# 16 Acre Shopping Center Help needed



## J HIsch (Nov 13, 2003)

Okay, we have 4 plow trucks and 2 sub contractors with backhoes. I supply a 12" pusher box to one. I know on average we can clear 1.1 acres per hr per truck on a 2-4 inch snowfall. I put my bid in at 8 hours to clear it. with 3-5 pieces on the property at a time. Question I have for a seasoned vetern is I started my per push price at 3600.00 and 1850.00 on salting. Does this seem to be in the ballpark? This is a open shopping center


----------



## DugHD (Nov 1, 2005)

wow , 16 acres! That must be mall of america.


----------



## MickiRig1 (Dec 5, 2003)

_Price wise I would not even know_.
But be care full with this bid, make sure it's all spelled out.
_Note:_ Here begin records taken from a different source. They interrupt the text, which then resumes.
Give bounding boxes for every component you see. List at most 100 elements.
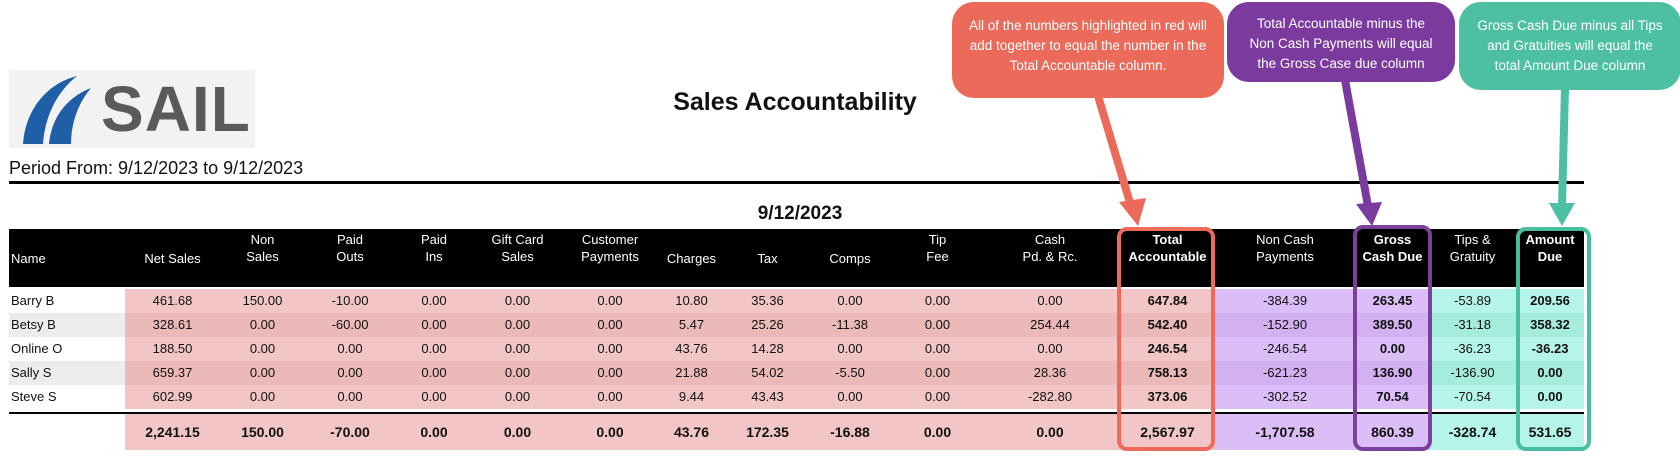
column-header-line2: Sales [246, 249, 279, 264]
totals-divider [9, 412, 1584, 414]
cell-customer-payments: 0.00 [597, 317, 623, 332]
red-band-row [125, 313, 1215, 337]
purple-callout: Total Accountable minus the Non Cash Pay… [1227, 2, 1455, 82]
cell-non-cash-payments: -384.39 [1262, 293, 1308, 308]
cell-cash-pd-rc: -282.80 [1027, 389, 1073, 404]
column-header-line2: Payments [1256, 249, 1314, 264]
column-header-line2: Charges [666, 251, 717, 266]
column-header-name: Name [11, 250, 121, 267]
cell-comps: 0.00 [837, 293, 863, 308]
teal-band-row [1430, 361, 1584, 385]
total-cash-pd-rc: 0.00 [1036, 424, 1064, 440]
cell-charges: 43.76 [675, 341, 708, 356]
column-header-tip-fee: Tip Fee [895, 231, 980, 265]
name-row-stripe [9, 337, 125, 361]
column-header-line1: Customer [581, 232, 639, 247]
teal-band-row [1430, 289, 1584, 313]
cell-comps: 0.00 [837, 389, 863, 404]
cell-non-cash-payments: -621.23 [1262, 365, 1308, 380]
cell-net-sales: 659.37 [152, 365, 193, 380]
column-header-line1: Total [1152, 232, 1183, 247]
teal-band-totals [1430, 414, 1584, 450]
header-divider [9, 181, 1584, 184]
total-paid-ins: 0.00 [420, 424, 448, 440]
cell-tip-fee: 0.00 [924, 317, 951, 332]
column-header-cash-pd-rc: Cash Pd. & Rc. [980, 231, 1120, 265]
purple-band-totals [1215, 414, 1430, 450]
amount-due-highlight-box [1516, 227, 1591, 451]
column-header-line2: Due [1537, 249, 1563, 264]
column-header-line1: Paid [420, 232, 448, 247]
total-accountable-highlight-box [1117, 227, 1215, 451]
total-comps: -16.88 [830, 424, 870, 440]
cell-tips-gratuity: -53.89 [1454, 293, 1491, 308]
cell-gift-card-sales: 0.00 [504, 293, 531, 308]
column-header-line2: Tax [757, 251, 778, 266]
cell-customer-payments: 0.00 [597, 293, 623, 308]
total-net-sales: 2,241.15 [145, 424, 200, 440]
teal-band-row [1430, 385, 1584, 409]
column-header-tax: Tax [730, 250, 805, 267]
column-header-paid-ins: Paid Ins [398, 231, 470, 265]
cell-tips-gratuity: -70.54 [1454, 389, 1491, 404]
cell-paid-ins: 0.00 [421, 389, 447, 404]
cell-amount-due: 358.32 [1530, 317, 1570, 332]
column-header-line1: Gift Card [491, 232, 544, 247]
cell-paid-outs: -60.00 [331, 317, 369, 332]
cell-net-sales: 188.50 [152, 341, 193, 356]
cell-gift-card-sales: 0.00 [504, 341, 531, 356]
cell-tips-gratuity: -136.90 [1450, 365, 1495, 380]
column-header-charges: Charges [653, 250, 730, 267]
period-range: Period From: 9/12/2023 to 9/12/2023 [9, 158, 304, 178]
cell-cash-pd-rc: 254.44 [1030, 317, 1070, 332]
purple-arrow-icon [1341, 79, 1382, 226]
total-tips-gratuity: -328.74 [1448, 424, 1497, 440]
cell-non-sales: 0.00 [249, 317, 276, 332]
purple-band-row [1215, 289, 1430, 313]
red-band-totals [125, 414, 1215, 450]
cell-non-sales: 0.00 [249, 365, 276, 380]
cell-paid-outs: 0.00 [337, 365, 363, 380]
purple-band-row [1215, 361, 1430, 385]
cell-amount-due: -36.23 [1531, 341, 1569, 356]
cell-non-sales: 0.00 [249, 389, 276, 404]
red-band-row [125, 289, 1215, 313]
teal-band-row [1430, 337, 1584, 361]
cell-net-sales: 461.68 [152, 293, 193, 308]
column-header-line1: Non [250, 232, 275, 247]
column-header-line2: Ins [425, 249, 443, 264]
cell-comps: -11.38 [832, 317, 868, 332]
cell-gross-cash-due: 389.50 [1372, 317, 1413, 332]
cell-total-accountable: 758.13 [1147, 365, 1188, 380]
cell-gross-cash-due: 70.54 [1376, 389, 1409, 404]
cell-gross-cash-due: 0.00 [1379, 341, 1406, 356]
cell-gift-card-sales: 0.00 [504, 389, 531, 404]
cell-non-cash-payments: -246.54 [1262, 341, 1308, 356]
sail-logo-mark-icon [23, 76, 91, 144]
cell-name: Betsy B [11, 317, 56, 332]
date-heading: 9/12/2023 [757, 203, 843, 224]
cell-gift-card-sales: 0.00 [504, 317, 531, 332]
cell-total-accountable: 373.06 [1147, 389, 1188, 404]
cell-charges: 21.88 [675, 365, 708, 380]
column-header-comps: Comps [805, 250, 895, 267]
total-non-cash-payments: -1,707.58 [1255, 424, 1315, 440]
cell-paid-ins: 0.00 [421, 317, 447, 332]
column-header-line2: Sales [501, 249, 534, 264]
cell-charges: 10.80 [675, 293, 708, 308]
column-header-amount-due: Amount Due [1515, 231, 1585, 265]
cell-paid-outs: 0.00 [337, 341, 363, 356]
cell-cash-pd-rc: 28.36 [1033, 365, 1067, 380]
column-header-gift-card-sales: Gift Card Sales [470, 231, 565, 265]
column-header-line2: Pd. & Rc. [1022, 249, 1078, 264]
cell-tip-fee: 0.00 [924, 293, 951, 308]
cell-tip-fee: 0.00 [924, 341, 951, 356]
name-row-stripe [9, 289, 125, 313]
total-paid-outs: -70.00 [330, 424, 370, 440]
cell-cash-pd-rc: 0.00 [1037, 341, 1063, 356]
cell-comps: -5.50 [835, 365, 865, 380]
total-charges: 43.76 [673, 424, 710, 440]
teal-callout: Gross Cash Due minus all Tips and Gratui… [1459, 2, 1680, 90]
column-header-line2: Gratuity [1449, 249, 1496, 264]
column-header-non-cash-payments: Non Cash Payments [1215, 231, 1355, 265]
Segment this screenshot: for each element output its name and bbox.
You would have huge amounts of snow to move around and pile away from traffic areas. Back hoes with one box may not do the trick. Big snows quickly slow down the trucks ability to move snow and add to the volume to be piled. You may have to remove snow too. Another cost, loader, dump truck's & employee time!
Most big malls around me use loaders with push boxes. they make HUGE MOUNTAINS of snow about every 150 yards. 
( Then you see some idiot new to 4X4 that tries to climb them and breaks thru and gets stuck )
One even uses 6 X 6 cement mixers with huge highway plows to clear vast unobstructed areas of parking. They can pile it away from everything so they get away with it.


----------